Monday, April 30, 2018

HCatalog: Find Hive table name from file path

I believe I have talked about this logic multiple times.  But still be asked, so decide to document it so I will only need to send a link to this page next time when I am asked again.

From /etc/hive/conf/hive-site.xml, looking for the following property so you will know where is the root location for all hive tables:

  <property>
    <name>hive.metastore.warehouse.dir</name>
    <value>/user/hive/warehouse</value>
  </property>

Then, your hive file should look like:

hdfs://cdh1.host:8020/user/hive/warehouse/table_name/2018-01-01/.../file_000000

Do a substring search for "/user/hive/warehouse" and the table name is just right after it (of course, need to filter out the /).

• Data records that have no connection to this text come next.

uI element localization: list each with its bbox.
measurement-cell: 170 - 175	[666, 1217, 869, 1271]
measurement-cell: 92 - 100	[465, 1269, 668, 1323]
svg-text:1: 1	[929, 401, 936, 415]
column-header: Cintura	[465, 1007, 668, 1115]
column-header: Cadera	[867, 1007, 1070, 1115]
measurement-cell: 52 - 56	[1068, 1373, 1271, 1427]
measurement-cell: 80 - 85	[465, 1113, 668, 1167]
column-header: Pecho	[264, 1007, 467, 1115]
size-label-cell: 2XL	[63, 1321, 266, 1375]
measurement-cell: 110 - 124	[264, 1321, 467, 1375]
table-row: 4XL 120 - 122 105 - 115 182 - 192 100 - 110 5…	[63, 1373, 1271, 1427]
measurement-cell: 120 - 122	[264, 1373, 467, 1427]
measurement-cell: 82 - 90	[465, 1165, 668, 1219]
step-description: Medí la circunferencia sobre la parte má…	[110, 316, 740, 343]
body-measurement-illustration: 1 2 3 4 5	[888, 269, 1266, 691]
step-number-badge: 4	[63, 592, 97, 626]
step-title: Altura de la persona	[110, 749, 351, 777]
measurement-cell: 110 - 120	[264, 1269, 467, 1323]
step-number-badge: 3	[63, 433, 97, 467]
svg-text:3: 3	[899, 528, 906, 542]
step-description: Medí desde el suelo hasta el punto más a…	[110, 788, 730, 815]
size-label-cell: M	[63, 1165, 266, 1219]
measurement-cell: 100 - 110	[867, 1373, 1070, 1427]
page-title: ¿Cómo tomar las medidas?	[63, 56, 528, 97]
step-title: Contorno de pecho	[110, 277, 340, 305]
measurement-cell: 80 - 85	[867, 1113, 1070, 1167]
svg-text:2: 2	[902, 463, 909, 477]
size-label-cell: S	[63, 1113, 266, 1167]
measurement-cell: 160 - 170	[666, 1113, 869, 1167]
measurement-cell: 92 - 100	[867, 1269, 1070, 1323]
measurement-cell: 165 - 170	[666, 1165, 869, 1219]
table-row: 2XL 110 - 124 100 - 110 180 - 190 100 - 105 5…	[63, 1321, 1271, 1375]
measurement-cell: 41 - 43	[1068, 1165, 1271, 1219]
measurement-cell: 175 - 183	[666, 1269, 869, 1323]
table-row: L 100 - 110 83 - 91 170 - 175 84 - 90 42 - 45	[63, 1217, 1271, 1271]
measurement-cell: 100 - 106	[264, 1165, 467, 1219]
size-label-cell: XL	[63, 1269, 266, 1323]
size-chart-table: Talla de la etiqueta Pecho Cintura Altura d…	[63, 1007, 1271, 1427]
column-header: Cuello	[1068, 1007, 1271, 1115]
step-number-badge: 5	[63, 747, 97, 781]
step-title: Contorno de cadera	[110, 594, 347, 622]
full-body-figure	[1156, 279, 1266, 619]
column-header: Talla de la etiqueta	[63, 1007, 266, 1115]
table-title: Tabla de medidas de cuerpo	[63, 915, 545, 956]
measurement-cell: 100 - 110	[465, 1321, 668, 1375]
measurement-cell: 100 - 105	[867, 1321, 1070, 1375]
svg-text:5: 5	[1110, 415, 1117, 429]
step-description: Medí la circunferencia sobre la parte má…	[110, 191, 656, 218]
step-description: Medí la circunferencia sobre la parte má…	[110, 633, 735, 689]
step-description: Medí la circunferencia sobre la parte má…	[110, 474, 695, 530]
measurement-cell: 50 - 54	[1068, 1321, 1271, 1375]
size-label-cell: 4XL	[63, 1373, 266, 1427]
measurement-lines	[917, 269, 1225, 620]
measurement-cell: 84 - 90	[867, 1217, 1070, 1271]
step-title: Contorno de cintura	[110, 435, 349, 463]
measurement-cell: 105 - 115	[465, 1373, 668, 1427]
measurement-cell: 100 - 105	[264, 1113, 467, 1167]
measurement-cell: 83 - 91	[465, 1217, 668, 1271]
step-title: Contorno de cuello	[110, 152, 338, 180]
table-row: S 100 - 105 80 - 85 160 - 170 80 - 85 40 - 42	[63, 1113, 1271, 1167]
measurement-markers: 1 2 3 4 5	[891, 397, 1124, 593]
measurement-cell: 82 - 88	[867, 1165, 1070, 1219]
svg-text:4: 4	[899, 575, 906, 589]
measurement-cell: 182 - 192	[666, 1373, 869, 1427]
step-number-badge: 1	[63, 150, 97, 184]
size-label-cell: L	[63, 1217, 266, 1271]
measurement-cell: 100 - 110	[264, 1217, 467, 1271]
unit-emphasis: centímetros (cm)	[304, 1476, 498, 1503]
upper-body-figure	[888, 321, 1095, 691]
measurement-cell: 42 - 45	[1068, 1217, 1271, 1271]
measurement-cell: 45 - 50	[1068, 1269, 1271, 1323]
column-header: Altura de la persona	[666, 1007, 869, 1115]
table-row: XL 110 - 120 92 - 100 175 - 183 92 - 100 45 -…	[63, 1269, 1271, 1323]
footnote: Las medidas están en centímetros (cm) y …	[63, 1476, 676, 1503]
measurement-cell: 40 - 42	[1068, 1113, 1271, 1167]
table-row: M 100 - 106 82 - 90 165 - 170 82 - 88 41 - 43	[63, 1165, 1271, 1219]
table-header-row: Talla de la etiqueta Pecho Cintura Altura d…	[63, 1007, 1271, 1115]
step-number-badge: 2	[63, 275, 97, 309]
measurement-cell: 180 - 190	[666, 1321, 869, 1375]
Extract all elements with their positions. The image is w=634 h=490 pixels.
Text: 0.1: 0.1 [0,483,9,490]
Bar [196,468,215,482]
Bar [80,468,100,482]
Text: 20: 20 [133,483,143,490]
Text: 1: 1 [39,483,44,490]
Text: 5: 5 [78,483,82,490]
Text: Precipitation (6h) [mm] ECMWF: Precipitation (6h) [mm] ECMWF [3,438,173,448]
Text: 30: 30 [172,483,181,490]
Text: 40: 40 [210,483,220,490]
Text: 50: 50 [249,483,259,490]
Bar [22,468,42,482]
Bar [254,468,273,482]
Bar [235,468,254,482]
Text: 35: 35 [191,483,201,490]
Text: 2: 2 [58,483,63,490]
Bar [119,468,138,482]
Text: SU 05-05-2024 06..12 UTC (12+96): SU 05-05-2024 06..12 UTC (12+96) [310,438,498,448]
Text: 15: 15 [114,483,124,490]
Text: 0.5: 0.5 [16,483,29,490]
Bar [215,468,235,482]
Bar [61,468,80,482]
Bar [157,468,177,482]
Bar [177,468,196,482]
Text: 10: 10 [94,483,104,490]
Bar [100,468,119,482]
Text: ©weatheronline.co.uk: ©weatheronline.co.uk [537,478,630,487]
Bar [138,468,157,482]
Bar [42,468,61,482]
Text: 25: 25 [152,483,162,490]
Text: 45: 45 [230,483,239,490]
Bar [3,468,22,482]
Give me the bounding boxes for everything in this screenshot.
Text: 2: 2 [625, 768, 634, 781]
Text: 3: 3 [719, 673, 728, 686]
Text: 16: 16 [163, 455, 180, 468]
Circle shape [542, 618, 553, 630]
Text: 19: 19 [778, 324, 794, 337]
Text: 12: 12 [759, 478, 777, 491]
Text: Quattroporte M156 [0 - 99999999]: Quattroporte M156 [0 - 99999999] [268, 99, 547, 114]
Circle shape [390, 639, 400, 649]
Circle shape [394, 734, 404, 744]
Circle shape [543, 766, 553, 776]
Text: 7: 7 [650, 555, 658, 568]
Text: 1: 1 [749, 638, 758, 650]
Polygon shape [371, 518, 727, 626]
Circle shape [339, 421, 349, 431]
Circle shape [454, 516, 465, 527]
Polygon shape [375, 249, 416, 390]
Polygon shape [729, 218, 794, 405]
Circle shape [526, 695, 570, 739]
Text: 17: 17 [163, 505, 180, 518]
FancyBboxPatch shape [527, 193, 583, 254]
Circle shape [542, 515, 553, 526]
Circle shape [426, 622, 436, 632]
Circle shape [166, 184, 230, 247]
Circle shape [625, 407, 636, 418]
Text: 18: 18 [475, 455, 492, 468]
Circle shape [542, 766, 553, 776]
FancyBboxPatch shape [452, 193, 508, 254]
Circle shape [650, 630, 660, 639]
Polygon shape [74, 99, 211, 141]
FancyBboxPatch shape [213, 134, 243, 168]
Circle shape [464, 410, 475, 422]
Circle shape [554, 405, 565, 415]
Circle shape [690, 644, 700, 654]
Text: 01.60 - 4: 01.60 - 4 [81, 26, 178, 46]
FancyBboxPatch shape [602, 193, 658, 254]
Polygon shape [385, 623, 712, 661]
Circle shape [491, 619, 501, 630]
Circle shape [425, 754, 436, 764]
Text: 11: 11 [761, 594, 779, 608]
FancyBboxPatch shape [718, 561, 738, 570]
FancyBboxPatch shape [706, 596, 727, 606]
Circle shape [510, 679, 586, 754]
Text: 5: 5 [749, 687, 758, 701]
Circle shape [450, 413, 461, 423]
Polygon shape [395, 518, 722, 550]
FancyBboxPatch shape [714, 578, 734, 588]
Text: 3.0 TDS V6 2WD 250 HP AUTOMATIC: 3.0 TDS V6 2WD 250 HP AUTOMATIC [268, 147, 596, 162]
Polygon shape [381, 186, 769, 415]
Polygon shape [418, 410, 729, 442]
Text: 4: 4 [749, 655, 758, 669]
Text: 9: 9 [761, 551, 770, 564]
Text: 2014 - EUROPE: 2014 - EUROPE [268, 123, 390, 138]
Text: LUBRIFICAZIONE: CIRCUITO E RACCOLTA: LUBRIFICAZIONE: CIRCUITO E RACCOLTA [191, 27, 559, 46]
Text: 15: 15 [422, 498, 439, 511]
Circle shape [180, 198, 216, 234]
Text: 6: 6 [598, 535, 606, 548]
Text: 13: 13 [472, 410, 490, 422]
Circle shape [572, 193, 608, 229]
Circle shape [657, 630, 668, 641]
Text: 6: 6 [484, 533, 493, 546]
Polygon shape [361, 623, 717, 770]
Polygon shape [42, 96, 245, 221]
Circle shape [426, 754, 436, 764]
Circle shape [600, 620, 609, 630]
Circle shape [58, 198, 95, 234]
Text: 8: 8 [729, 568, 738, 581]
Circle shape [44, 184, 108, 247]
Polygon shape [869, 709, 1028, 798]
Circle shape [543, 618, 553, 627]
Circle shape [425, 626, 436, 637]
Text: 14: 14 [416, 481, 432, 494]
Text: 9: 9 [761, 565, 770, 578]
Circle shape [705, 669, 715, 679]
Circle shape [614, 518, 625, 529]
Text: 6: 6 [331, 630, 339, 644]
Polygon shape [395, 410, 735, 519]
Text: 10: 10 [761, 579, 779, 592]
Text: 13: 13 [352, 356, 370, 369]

Above algorithm only works if a user uses default location and default database.

If a table is under non-default database, the full path will be something like:

hdfs://cdh1.host:8020/user/hive/warehouse/database_name.db/table_name/2018-01-01/.../file_000000

If a user specifies the 'Location' when defining Hive table (as in the following example), we have to use HiveMetaStoreClient to get the table name.  This is the external table case.

CREATE EXTERNAL TABLE weatherext ( wban INT, date STRING)
ROW FORMAT DELIMITED
FIELDS TERMINATED BY ‘,’
LOCATION ‘ /hive/data/weatherext’;

BTW, the way to get file path for a Hive table is to issue the following command from hive command line:

DESCRIBE FORMATTED table_name

Trie is the right data structure to hold locations so we can use do substring match for location given a full path of an HDFS file.  We can build a location to table name hash map, so we can get the table name once we get the location from the full path.

Caching all locations in trie can cause high memory usage if you have millions of Hive tables.  Also, need to update such trie when a new external table is created.